Is your medical information at risk?
In your day-to-day life you take steps to keep your personal information secure. You keep your social security number private. You don’t let people have access to your credit card or banking information without first checking to see if it is safe. You are aware of potential scammers trying to get that information. You even use good passwords to your various accounts. These are great ways to keep your information secure. Keeping an eye on your credit history and perhaps even using a program to monitor your personal information are important steps to security. Are there any steps you might be missing in the security of your personal records? How about your medical service providers? Do they take the necessary steps to protect your data?
Most of us have heard of HIPAA and have a basic understanding that it means the healthcare providers you use are required to keep your patient records private and secure. That is the basic idea but did you know there is much more to it? As a patient, you have rights to ensure your information is being properly protected.
What is HIPAA?
Before jumping into how to protect yourself it is a good idea to have a basic understanding of HIPAA and what it entails. HIPAA is an acronym for the Health Insurance Portability and Accountability Act which was passed by congress in 1996 as a measure to secure the privacy and confidentiality of patient records.
Fact: HIPAA Compliance is required by law.
HIPAA was designed to reduce healthcare fraud and abuse, set industry-wide standards for healthcare information on electronic billing and other processes, and requires the protection and confidential handling of protected health information (PHI). HIPAA also provides the ability to transfer and continue health insurance coverage for millions of American workers and their families when they change or lose their jobs.
Who Does HIPAA apply to?
Now that you have a little bit better of an idea of what HIPAA is, you might be wondering who HIPAA applies to. Put simply, any healthcare provider, their suppliers and vendors or business associates who “transmit, maintain, access or store” PHI (Protected Health Information). This includes all doctor offices, dental offices, chiropractic offices, pharmacies, and the list goes on. If it involves healthcare, that provider is required to comply with HIPAA regulations.
Fact: Anyone who handles PHI (Protected Health Information) is required by law to satisfy all requirements for HIPAA compliance.
Other third party companies that are associated with your healthcare provider are also required to be HIPAA compliant including malpractice insurance companies, managed care organizations, vendors who handle records, personal injury attorneys, and any external technology companies used to service their devices.
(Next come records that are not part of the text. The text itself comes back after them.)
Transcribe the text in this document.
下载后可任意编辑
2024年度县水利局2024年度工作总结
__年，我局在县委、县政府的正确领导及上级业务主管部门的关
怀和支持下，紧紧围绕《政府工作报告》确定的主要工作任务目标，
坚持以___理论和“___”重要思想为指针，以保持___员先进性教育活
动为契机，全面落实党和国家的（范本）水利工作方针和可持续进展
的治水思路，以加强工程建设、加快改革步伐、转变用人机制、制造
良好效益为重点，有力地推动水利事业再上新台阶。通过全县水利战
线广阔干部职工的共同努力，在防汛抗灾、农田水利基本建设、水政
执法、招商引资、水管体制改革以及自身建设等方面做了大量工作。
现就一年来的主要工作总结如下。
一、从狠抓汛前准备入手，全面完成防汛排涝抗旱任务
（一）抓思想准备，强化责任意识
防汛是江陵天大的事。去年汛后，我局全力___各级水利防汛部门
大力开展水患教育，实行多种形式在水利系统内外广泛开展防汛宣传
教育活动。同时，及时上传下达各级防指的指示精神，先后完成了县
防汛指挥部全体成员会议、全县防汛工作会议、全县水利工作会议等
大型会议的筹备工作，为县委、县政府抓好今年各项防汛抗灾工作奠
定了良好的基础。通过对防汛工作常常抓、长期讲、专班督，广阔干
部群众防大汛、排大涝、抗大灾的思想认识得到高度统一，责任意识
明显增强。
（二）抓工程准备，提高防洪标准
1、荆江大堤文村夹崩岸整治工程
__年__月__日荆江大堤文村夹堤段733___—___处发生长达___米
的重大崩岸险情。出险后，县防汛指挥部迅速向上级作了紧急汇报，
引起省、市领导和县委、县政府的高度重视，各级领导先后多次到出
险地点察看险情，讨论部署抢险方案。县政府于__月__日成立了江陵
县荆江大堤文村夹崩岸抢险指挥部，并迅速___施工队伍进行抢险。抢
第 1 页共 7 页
Is Your Provider HIPAA Compliant?
You may wonder how you can know if your healthcare provider is HIPAA Compliant and if they are taking steps to protect your information. Next time you visit their office ask yourself some simple questions. Are the computer screens visible to patients? Are there any charts left lying around unmonitored?
Fact: 79% of HIPAA Audits result in failure.
You can also ask your provider to speak to the HIPAA compliance officer to find out if they’ve had a risk analysis in the last year and if it is on record. You can also ask if they have proof that they are HIPAA compliant. Also, find out if you received a copy or if you can get a copy of the Privacy Practices for their office.
What Are Your Patient Rights?
You might wonder what the rights are as a patient. Did you know that you have a right to an electronic copy of your information? There may be a small fee from the doctor but they often offer electronic copies in the form of an online portal, a flash drive, or CD (depending on the individual office).
Fact: Patients have a right to know how their information is being used and shared.
You have a right to know how your information is being used and shared. However, there are certain things your provider can share without your consent like reporting the flu in an area (without your personal info) or working with another doctor to determine a best treatment option. Otherwise, information shared by your doctor should be cleared of any of your personal information. If you are concerned about HIPAA violations in your provider’s office and want to report the office you can take action to protect yourself by visiting the HIPAA sitehttps://www.hhs.gov/hipaa/filing-a-complaint/index.html, they will investigate violations.
You can also look to see if a provider you are using is currently under investigation by visiting the OCR (Office for Civil Rights) page atOcrportal.hhs.gov/ocr/breach. This page lists practices that are currently under investigation or have been investigated in the last 12 months.